High hopes for housing

After terror attacks, models are visited by fewer prospects

Reason for optimism

`People still need housing,' explains Bob Ward executive

September 23, 2001|By Robert Nusgart | By Robert Nusgart,SUN REAL ESTATE EDITOR

Local real estate agents, as well as those selling new homes, were looking to this weekend to give them better insight into how the housing market is going to be affected in wake of the Sept. 11 terrorist attacks in New York and Washington.

Agents are trying to figure out if the aftershocks of the tragedy will tighten the brakes on a sector that has already shown signs of slowing or if buyers and sellers will take advantage of dropping mortgage rates and reinvigorate the market.

At Ryland Homes, traffic - the number of people who visit models - dropped 20 percent the weekend after the attacks, according to Earl Robinson, director of marketing and sales for the Baltimore metropolitan area's No. 2 builder.

Linda Veach, general manager and executive vice president for Bob Ward Homes, the area's fifth-largest builder, said traffic to the company's subdivisions dropped to about 70 visitors from 140 the previous week.

"We really have spent a lot of time with our sales representatives," Robinson said. "We pulled everyone in to talk about the situation. Get their feelings. Where do we go from here?

"Where we came out of it was that people's housing needs haven't changed because we had a terrorist attack. People still need housing.

"I'm sure there will be a short-term impact for sure on the overall market, but I don't think it will be sustained."

Likewise, Veach said she thought there would be a short-term impact on Bob Ward Homes, but she was optimistic about the months ahead.

"I think a lot of it, too, will be what [the government does] in the future," Veach said. "If all of a sudden things start happening ... we might see another slowdown. But all in all, I don't think that it will hurt all that much."

Along Baltimore's waterfront, where soaring real estate sales and values have been leading the city's property boom, agents are sensing a change in attitude and strategy among buyers and sellers.

Bill Cassidy, manager of the Fells Point and Federal Hill offices of Long & Foster Real Estate Inc., noted that listings in his office had cumulative price reductions of almost $300,000 in just the few days after the attack.

"In many neighborhoods, what had been a strong sellers' market has become a buyers' market," Cassidy said. "The conversation with agents is that a significant number of buyers are slowing down their house-hunting process."

Said O'Conor, Piper & Flynn ERA's Bob Merbler, who is one of the top agents selling in Federal Hill: "I think a lot of people who want to buy houses are reconsidering based on their own personal financial situation. A lot of people are looking at job situations.

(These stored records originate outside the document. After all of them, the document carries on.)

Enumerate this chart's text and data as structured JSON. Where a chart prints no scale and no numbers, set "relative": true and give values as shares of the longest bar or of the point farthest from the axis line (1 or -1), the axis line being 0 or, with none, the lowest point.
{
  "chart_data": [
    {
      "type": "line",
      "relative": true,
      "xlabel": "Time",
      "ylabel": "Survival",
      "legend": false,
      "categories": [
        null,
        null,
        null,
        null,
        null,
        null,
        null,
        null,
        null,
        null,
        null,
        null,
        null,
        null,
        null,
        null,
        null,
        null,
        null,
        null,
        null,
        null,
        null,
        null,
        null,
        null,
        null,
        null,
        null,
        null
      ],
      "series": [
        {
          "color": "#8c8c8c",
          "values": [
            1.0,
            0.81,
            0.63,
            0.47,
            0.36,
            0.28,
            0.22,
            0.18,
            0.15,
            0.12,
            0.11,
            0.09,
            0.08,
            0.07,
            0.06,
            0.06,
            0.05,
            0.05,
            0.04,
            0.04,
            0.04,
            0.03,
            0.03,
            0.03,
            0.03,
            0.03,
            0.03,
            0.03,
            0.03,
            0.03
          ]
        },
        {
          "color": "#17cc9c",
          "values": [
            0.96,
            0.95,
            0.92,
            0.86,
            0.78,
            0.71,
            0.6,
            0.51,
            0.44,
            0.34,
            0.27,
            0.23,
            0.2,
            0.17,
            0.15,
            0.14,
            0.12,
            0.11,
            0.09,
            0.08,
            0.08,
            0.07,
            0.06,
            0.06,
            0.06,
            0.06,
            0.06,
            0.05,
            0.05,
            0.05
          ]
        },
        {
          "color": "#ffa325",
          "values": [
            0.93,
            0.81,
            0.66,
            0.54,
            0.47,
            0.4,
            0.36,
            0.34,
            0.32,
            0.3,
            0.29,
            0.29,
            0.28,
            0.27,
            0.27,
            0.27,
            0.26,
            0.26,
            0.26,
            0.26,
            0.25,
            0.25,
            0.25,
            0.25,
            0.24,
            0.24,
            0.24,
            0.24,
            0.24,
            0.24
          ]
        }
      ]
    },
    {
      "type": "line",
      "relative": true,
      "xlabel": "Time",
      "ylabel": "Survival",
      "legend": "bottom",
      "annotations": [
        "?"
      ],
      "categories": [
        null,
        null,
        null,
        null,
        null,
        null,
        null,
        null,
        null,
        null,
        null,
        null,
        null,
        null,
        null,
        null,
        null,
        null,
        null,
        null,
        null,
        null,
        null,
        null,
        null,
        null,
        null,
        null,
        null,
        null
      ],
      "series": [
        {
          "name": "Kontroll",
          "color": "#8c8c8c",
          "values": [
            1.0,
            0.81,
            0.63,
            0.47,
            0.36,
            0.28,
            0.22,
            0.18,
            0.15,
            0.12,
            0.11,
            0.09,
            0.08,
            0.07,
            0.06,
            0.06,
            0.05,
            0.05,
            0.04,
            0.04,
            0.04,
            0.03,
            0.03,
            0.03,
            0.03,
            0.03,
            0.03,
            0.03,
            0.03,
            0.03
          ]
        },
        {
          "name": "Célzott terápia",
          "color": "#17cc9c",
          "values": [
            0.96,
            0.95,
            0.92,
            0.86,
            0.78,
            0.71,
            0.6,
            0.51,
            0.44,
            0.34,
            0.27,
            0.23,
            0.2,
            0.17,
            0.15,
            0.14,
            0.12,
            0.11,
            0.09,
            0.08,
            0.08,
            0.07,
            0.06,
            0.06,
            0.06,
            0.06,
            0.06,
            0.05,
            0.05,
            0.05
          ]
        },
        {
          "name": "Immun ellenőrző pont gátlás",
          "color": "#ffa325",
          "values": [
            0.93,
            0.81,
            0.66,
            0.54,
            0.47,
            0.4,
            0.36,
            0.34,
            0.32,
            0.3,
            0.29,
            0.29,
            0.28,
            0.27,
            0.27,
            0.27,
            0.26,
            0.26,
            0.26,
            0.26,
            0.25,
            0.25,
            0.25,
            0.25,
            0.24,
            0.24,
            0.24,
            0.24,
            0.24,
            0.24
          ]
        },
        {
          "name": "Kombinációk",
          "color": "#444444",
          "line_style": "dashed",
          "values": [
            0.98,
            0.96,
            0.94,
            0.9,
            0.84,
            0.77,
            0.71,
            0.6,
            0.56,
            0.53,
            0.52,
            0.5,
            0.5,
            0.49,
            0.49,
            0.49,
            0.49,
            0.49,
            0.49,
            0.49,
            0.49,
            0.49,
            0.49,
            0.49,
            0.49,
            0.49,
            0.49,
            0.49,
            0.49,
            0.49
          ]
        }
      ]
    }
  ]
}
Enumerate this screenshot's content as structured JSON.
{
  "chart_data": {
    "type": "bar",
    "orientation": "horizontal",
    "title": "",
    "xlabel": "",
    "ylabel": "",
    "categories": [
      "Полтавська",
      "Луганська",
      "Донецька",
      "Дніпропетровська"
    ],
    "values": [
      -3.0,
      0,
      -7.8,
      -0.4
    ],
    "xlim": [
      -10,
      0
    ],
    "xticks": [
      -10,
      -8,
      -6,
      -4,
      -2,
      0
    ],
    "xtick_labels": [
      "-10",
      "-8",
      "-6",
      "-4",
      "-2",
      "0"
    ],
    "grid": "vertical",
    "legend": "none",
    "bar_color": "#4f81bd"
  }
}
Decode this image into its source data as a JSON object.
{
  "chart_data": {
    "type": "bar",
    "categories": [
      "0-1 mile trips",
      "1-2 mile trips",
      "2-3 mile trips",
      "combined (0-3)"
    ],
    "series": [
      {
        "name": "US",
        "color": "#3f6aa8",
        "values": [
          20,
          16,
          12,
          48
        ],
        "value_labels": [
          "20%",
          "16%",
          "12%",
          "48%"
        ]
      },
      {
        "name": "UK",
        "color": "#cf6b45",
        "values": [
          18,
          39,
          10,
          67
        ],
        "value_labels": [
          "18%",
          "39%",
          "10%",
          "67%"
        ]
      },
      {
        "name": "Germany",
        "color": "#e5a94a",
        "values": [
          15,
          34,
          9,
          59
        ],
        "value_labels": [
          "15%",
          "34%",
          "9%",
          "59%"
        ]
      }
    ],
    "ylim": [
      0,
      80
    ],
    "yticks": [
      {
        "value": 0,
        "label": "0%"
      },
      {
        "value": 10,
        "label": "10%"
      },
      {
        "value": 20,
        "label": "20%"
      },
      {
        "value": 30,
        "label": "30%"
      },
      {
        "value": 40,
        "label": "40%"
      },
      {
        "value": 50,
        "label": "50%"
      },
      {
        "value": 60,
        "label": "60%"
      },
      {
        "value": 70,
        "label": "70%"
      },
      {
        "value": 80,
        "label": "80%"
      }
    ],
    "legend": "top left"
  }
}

"Then you have the opportunists who are saying, `Whoa, prices are going to start coming down. I better hold off.'

"And you have got some people who are under contract and who are suggesting that perhaps there's a way to go back to the seller and ask them to reduce the price even though they are under contract. There are individual circumstances where people are thinking that way - an opportunistic type of thing."

Merbler added that buyers are now "drawing a line in the sand, where before they might have stretched a little bit further."

Even so, Cindy Ariosa, vice president and Baltimore region general manager for Long & Foster, agreed that buyers are "a little distracted right now," but agents should be reminding and prodding buyers to look at mortgage rates, which continue to slide.

In its weekly survey, Freddie Mac reported that the average 30-year, fixed rate mortgage fell at week's end to 6.80 percent from 6.86 percent the previous week. That rate was the lowest since the average hit 6.77 on Feb. 12, 1999.

A year ago, the 30-year rate stood at 7.90 percent. In real dollars, that means the monthly principal and interest on a $150,000 loan has dropped from $1,090 to $977, a savings of $113 a month.

In the Baltimore metropolitan area, the 30-year fixed-rate mortgage slid to 6.95 percent from 7 percent, according to HSH Associates Inc., a New Jersey firm that tracks and analyzes mortgage rates.

And with more cash being pushed to the bond markets, which guide pricing for mortgages, experts foresee the possibility where rates may rival the generational lows last seen in October 1998, when mortgages went as low as 6.5 percent.

"Our best guess at this point is that interest rates do have the potential in the next period of time - 10 days, the next couple of weeks - [to] potentially touch 30-year, 35-year lows," said Keith Gumbinger, vice president of HSH Associates Inc.

But, Gumbinger added, even if rates do hit those lows, hesitant buyers may still not be in a rush to purchase a home.

"There is a great deal of uncertainty about what the real economic fallout will be," Gumbinger said. "Aside from hundreds of thousands of airline jobs disappearing this week, it's not readily known how long any economic disruptions might be."

But Ariosa put her faith in sticks and bricks.

"Real estate has always been a safe investment," she said. "So if [consumers] are looking for safety, what are they going to buy? Gold bars, or a house?"